Clin Microbiol Infect. 2012 Nov 7;
Authors: Bouza E, Alcalá L, Muñoz P, Martín-Rabadán P, Guembe M, Rodríguez-Créixems M, The GEIDI and the COMIC study groups
We compared the efficacy of three techniques-minimal time to positivity (MTTP) of blood cultures (BCs), differential time to positivity (DTTP) of BCs obtained from the catheter and peripheral veins and the number of positive BCs-in predicting catheter involvement in patients with well-demonstrated catheter-related candidaemia (C-RC) and non-catheter-related candidaemia (NC-RC).C-RC was defined as isolation of the same Candida species from blood and catheter tip culture (≥15 cfu/plate). A ROC curve was created for each quantitative variable to determine the best cut-off for predicting C-RC.A total of 108 episodes of candidaemia were included (84 adults and 24 children; 67 C-RC and 41 NC-RC). These were caused mainly by C. albicans (49.1%) and C. parapsilosis (30.6%). The MTTP was significantly shorter in adult patients with C-RC than in those with NC-RC (29.8 vs. 36.8 hours; p 0.035), although no cut-off value provided acceptable accuracy.
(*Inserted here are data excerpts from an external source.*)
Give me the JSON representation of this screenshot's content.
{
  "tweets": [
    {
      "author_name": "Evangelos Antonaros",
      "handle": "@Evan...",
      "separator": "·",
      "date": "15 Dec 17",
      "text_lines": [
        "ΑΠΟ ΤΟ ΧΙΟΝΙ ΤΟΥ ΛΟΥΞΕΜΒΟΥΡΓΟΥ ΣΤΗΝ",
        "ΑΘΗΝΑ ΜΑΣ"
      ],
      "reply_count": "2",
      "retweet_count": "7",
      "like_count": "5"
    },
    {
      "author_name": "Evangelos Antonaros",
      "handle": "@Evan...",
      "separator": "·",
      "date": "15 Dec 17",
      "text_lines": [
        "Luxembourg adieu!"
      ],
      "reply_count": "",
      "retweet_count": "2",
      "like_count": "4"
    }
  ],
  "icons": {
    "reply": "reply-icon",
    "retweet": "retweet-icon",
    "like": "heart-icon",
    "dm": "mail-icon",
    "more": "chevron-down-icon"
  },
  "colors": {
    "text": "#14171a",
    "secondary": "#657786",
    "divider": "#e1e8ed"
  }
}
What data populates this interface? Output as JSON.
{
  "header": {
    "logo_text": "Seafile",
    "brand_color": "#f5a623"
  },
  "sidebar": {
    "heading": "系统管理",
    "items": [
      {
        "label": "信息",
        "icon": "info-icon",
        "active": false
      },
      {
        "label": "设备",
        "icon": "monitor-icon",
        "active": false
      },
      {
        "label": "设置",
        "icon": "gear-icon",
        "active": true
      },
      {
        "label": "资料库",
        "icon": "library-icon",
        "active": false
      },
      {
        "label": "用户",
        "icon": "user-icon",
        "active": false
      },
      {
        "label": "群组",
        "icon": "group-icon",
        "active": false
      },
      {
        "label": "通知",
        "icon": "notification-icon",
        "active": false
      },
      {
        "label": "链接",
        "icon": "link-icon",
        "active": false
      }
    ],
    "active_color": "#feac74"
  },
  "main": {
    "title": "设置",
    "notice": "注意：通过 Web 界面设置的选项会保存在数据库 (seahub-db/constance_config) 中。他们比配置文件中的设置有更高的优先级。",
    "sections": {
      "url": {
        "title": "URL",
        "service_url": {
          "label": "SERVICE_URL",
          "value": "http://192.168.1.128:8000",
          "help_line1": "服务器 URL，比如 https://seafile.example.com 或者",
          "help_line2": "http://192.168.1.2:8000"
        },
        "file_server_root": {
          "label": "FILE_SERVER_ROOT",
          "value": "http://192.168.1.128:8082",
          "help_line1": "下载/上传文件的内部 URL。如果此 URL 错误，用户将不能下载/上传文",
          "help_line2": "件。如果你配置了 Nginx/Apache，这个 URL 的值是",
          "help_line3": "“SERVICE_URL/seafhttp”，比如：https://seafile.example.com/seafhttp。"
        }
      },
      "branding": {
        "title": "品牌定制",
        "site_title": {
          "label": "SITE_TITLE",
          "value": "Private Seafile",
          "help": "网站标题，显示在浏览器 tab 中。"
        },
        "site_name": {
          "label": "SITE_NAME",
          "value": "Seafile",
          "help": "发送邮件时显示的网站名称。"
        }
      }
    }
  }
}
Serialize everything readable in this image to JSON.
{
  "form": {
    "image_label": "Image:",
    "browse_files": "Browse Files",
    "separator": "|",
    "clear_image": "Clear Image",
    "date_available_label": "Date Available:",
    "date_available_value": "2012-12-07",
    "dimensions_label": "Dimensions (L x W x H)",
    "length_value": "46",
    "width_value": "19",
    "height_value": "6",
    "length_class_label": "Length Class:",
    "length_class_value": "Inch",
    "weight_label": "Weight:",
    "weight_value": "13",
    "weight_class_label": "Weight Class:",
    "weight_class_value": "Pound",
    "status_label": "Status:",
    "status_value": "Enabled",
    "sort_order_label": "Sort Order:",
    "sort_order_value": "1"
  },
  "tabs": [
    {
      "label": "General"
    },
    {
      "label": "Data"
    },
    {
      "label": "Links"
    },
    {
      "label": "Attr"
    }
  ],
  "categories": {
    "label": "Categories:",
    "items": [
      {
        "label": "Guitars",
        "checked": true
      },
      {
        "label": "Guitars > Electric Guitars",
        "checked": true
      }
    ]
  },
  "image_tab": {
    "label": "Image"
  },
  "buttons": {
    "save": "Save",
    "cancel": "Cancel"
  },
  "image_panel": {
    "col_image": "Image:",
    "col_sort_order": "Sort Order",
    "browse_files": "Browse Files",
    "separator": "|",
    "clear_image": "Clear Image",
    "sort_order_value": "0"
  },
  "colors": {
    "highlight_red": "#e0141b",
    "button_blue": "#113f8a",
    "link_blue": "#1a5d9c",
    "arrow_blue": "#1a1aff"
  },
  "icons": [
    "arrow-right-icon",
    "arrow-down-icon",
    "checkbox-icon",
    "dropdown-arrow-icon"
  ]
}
DTTP had high sensitivity but low specificity for predicting CRC. However, C-RC episodes had a significantly greater number of positive BCs than NC-RC episodes. The optimal cut-off for predicting C-RC was at least two positive BCs out of three, with the following validity values: sensitivity, 100%; specificity, 62.5%; positive predictive value, 83.3%; negative predictive value, 100%; accuracy, 87.0%.None of the tests evaluated allow a clear-cut prediction of C-RC and the criteria accepted for bacteraemia should not be automatically extrapolated to candidaemia. We found that a low number of positive BCs with Candida had a high negative predictive value for a catheter origin.